Pathway_analysis_events

a) Here “combo_id” column is same as “code” and “ordinal” column can have a maximum of the “maximum path length” that we set during design phase. Meaning path length of 3 indicates, ordinal column can only have a maximum value of 3 in the generated data.

b) “subject_id” and “ordinal” together gives us the info on number of events a subject was part of. If I would like filter patients based on events, I have to use the code/combo_id? Am I right to understand this?

pathway_analysis_paths

a) Again, here steps indicate the path length. And nothing new here. Since I have set a path length of 3, the data would only be present till Step 3 and rest all would be empty. Am I right? So I can just confidently skip looking at the rest of steps?

May I know whether is there any R package to run this? If yes, how different it is from in Atlas? Meaning the main part of cohort pathways is it’s visualization which is best shown in Atlas. if R package is present, is it used to present results in tabular form? Just trying to understand

Chris_Knoll · March 2, 2020, 4:11pm

Yes, the pathway_anlaysis_stats table is simply a summary statistic table. The pathway_analysis_generation_id is an identifier that is generated from our ‘batch job’ subsystem which manages all of our background tasks (cohort generation, characterization, incidence rates, pathway analysis). The reason you see gaps in this table is that the same sequencer for generations is used across the different generation types. So, the missing values you see were used in some other generation (like cohort generation).

This table is a lookup table to give you the name of the event cohort or the combinations of event cohorts. So you join the code column with the combo_id column of pathway_analysis_events. the is_combo flag tells you that this code represents a combination of multiple event cohort codes. This is so you can easily find the stand-alone event cohorts vs. the combination cohorts.

The way these are defined are as follows:
The event cohorts are ordered, and indexed starting at 0.
The stand-alone event cohort codes are calculated as POWER(index,2), ie 1,2,4,8,16,32…
The cohort events are constructed and split up to determine the overlapping periods. See this post for details on that.
To ‘combine’ the event cohorts into a new combo_id, we SUM(combo_id) group by person_id, start_date, end_date. This results in a binary addition of the different powers-of-two comboIDs such that if you have the following combo IDs from 2 event cohorts:

Combo Example
comboId	Event Cohort 1	Event Cohort 2	Combo Name
1	Yes	No	Event Cohort 1
2	No	Yes	Event Cohort 2
3	Yes	Yes	Event Cohort 1 + Event Cohort 2

If you work this out in binary, Event Cohort 1 is 01, EC2 is 10, combining those together (via adding them together) results in 1+2 = 3 = 11 (in binary). We leverage this function of binary addition to create the combos.

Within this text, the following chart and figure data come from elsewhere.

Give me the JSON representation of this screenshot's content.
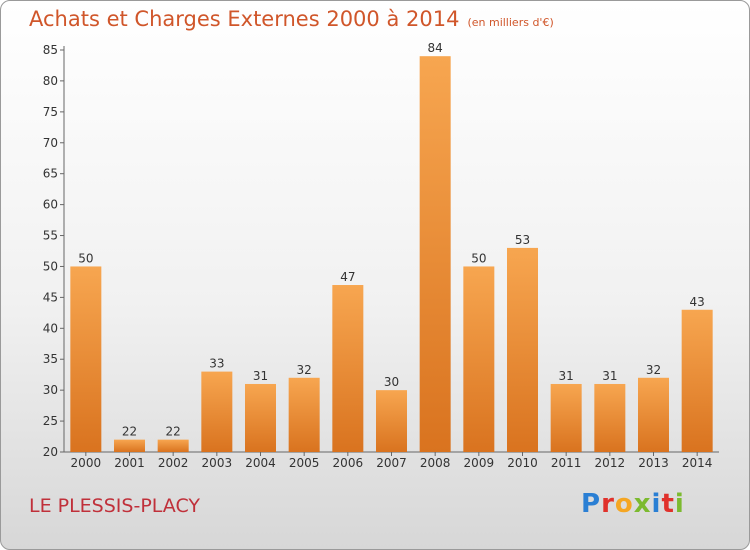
{
  "title": "Achats et Charges Externes 2000 à 2014",
  "subtitle": "(en milliers d'€)",
  "location": "LE PLESSIS-PLACY",
  "logo": {
    "text": "Proxiti",
    "colors": [
      "#2a7fd4",
      "#e0312b",
      "#f5a623",
      "#7cba2f",
      "#2a7fd4",
      "#e0312b",
      "#7cba2f"
    ]
  },
  "colors": {
    "bar_top": "#f7a650",
    "bar_bottom": "#d9731f",
    "title": "#d0562a"
  },
  "chart_data": {
    "type": "bar",
    "categories": [
      "2000",
      "2001",
      "2002",
      "2003",
      "2004",
      "2005",
      "2006",
      "2007",
      "2008",
      "2009",
      "2010",
      "2011",
      "2012",
      "2013",
      "2014"
    ],
    "values": [
      50,
      22,
      22,
      33,
      31,
      32,
      47,
      30,
      84,
      50,
      53,
      31,
      31,
      32,
      43
    ],
    "ylim": [
      20,
      85
    ],
    "yticks": [
      20,
      25,
      30,
      35,
      40,
      45,
      50,
      55,
      60,
      65,
      70,
      75,
      80,
      85
    ],
    "grid": false,
    "xlabel": "",
    "ylabel": ""
  }
}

This is the raw pathway event table which tells you for a given person which event cohort appeared in which order and what combinations were present at the time. you can use it to filter on specific people and combos.

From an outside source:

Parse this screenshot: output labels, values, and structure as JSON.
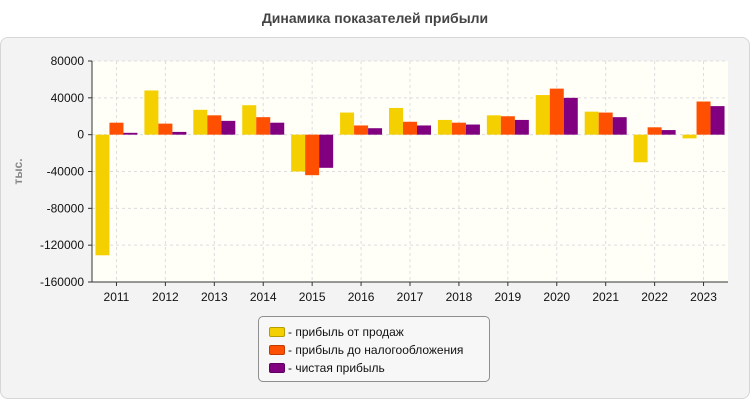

Pathway_analysis_paths simply takes the data from pathway_analysis_events and makes a ‘wide’ table (up to a path length of 10). this is just for simplicity of retrieving the data for the analysis. On large cohorts, this is actually quite expensive, so we build this ‘report-ready’ table from the raw events. You are correct that if you only have max of 3 path-length, then only up to step_3 will be populated.

This is no R package to execute this, since all this functionality is bundled together with the WebAPI Java package. However, it wouldn’t be unreasonable to split off the functionality of pathway analysis into a stand-alone Java library, wich could be invoked in R or Java (ie; a dependency for WebAPI).

Akshay · August 11, 2020, 10:10am

@Chris_Knoll - At our site, we tried running cohort pathway analysis. I understand your point where stand-alone event cohorts are 0,2,4,8,16 etc. But may I check when can there be a break in event cohorts? Why don’t we see 2,4,8,16?

If you see the below screenshot, those are missing.

Chris_Knoll · August 11, 2020, 11:05pm

It’s a bug which will be addressed in 2.8, closed in this issue.